J'arrive certainement après la bataille sur le sujet, mais j'aimerai juste comprendre le pourquoi de cela. Pas besoin de trop rentrer dans les détail, mais c'est juste que je ne trouve pas d'explication. 

une doc arch sur internet me dit : 

 *Quote:*   

> les répertoires /var/run et /var/lock seront remplacés par des liens symboliques vers /run et /run/lock, respectivement.

 

Ok, si ils veulent... Le repertoire /var/run est il toujours censé exister à terme? Pourquoi les programmes ne pointent ils pas directement sur /run?

 *Quote:*   

>  # dispatch-conf;source /etc/zsh/zprofile; 
> 
> --- /etc/conf.d/apache2 2013-03-04 20:44:03.000000000 +0100
> 
> +++ /etc/conf.d/._mrg0000_apache2       2013-03-08 08:14:44.000000000 +0100
> ...

 

Apache ne fait il pas le chemin inverse en pointant maintenant sur /var/run?

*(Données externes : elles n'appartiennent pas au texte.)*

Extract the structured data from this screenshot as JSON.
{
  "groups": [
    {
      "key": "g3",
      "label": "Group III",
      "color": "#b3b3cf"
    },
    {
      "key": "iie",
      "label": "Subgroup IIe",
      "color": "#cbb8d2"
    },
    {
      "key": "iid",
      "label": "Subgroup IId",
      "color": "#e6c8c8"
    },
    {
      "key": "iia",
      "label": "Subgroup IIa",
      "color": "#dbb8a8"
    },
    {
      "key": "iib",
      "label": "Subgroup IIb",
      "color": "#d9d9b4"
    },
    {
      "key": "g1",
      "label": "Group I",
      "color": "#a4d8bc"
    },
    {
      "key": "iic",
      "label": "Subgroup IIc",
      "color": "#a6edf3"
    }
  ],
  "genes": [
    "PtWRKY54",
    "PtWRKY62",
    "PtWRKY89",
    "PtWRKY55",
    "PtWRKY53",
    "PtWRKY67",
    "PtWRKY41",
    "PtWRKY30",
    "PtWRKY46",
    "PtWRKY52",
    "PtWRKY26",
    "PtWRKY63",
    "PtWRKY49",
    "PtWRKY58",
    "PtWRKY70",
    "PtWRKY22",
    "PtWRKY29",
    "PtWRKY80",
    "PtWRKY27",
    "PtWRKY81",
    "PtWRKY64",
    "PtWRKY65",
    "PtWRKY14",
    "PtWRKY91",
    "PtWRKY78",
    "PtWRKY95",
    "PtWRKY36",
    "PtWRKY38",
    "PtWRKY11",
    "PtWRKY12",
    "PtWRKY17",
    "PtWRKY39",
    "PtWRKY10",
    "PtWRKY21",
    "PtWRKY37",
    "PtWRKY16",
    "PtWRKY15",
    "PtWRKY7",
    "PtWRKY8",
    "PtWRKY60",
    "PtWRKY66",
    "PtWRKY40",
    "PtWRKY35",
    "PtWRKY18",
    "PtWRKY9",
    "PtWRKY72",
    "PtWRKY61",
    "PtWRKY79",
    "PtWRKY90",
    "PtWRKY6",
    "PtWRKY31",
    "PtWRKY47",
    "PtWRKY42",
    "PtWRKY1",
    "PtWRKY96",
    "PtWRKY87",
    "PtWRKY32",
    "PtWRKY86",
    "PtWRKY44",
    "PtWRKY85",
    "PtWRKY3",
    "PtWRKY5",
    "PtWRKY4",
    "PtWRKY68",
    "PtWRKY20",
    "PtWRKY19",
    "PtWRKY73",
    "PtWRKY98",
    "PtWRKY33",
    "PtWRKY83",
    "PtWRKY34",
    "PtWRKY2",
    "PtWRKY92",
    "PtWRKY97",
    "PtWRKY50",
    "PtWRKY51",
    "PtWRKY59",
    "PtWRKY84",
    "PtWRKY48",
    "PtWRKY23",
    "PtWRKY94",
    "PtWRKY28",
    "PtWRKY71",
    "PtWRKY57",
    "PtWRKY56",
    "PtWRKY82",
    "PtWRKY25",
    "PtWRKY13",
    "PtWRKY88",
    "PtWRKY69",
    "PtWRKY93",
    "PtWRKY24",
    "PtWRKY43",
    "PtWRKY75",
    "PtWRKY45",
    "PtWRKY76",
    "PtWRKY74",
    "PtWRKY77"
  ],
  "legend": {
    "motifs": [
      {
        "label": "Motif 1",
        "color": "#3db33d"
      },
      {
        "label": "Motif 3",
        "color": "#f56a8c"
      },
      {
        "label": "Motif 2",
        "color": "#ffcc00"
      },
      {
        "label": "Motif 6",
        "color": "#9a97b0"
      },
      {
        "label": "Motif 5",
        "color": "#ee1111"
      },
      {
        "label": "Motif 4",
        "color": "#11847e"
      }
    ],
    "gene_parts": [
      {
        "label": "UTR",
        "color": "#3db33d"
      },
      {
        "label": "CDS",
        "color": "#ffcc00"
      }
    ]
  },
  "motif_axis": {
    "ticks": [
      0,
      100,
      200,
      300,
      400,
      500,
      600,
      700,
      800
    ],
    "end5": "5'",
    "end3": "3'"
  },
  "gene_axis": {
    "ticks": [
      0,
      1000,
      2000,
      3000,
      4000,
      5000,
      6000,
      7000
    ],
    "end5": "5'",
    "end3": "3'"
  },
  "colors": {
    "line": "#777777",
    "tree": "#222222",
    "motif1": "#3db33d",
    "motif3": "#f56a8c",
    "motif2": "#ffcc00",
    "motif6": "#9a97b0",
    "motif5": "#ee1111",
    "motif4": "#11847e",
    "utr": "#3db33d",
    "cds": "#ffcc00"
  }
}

Merci d'avance pour vos explicationsLast edited by bdouxx on Sun Mar 10, 2013 9:24 pm; edited 1 time in total

----------

## boozo

'alute

long débat sur l'unification/standardisation du stokage des données d'exécutions au démarrage...   :Wink: 

De façon non exhaustive et sans orientation de ma part : voir ici, là, ou encore là.

----------

## El_Goretto

Sur le fond, c'est pas spécialement idiot du tout, et les scripts init gentoo ont bien commencé à intégrer le concept, à coups de "checkpath" pour recréer/vérifier leurs arborescence "run" à chaque démarrage.

----------

## netfab

En attendant que la situation soit clarifiée (pour le moment on a le cul entre deux chaises), si vous ne voulez plus voir ce warning :

 *Quote:*   

> 
> 
> You probably want to keep that /var/run symlink, at least until all of
> 
> your installed packages have been fixed to use /run directly. You can
> ...

 

http://www.gossamer-threads.com/lists/gentoo/dev/266184

----------

## bdouxx

merci pour vos réponse, c'est plus clair maintenant.

Et concernant apache je viens de me rendre compte, qu'en stable les versions ont fait un retour arrière  2.2.24 -> 2.4 ->2.2.24  et ça doit être pour cela que le fichier de conf met du /var/run.

----------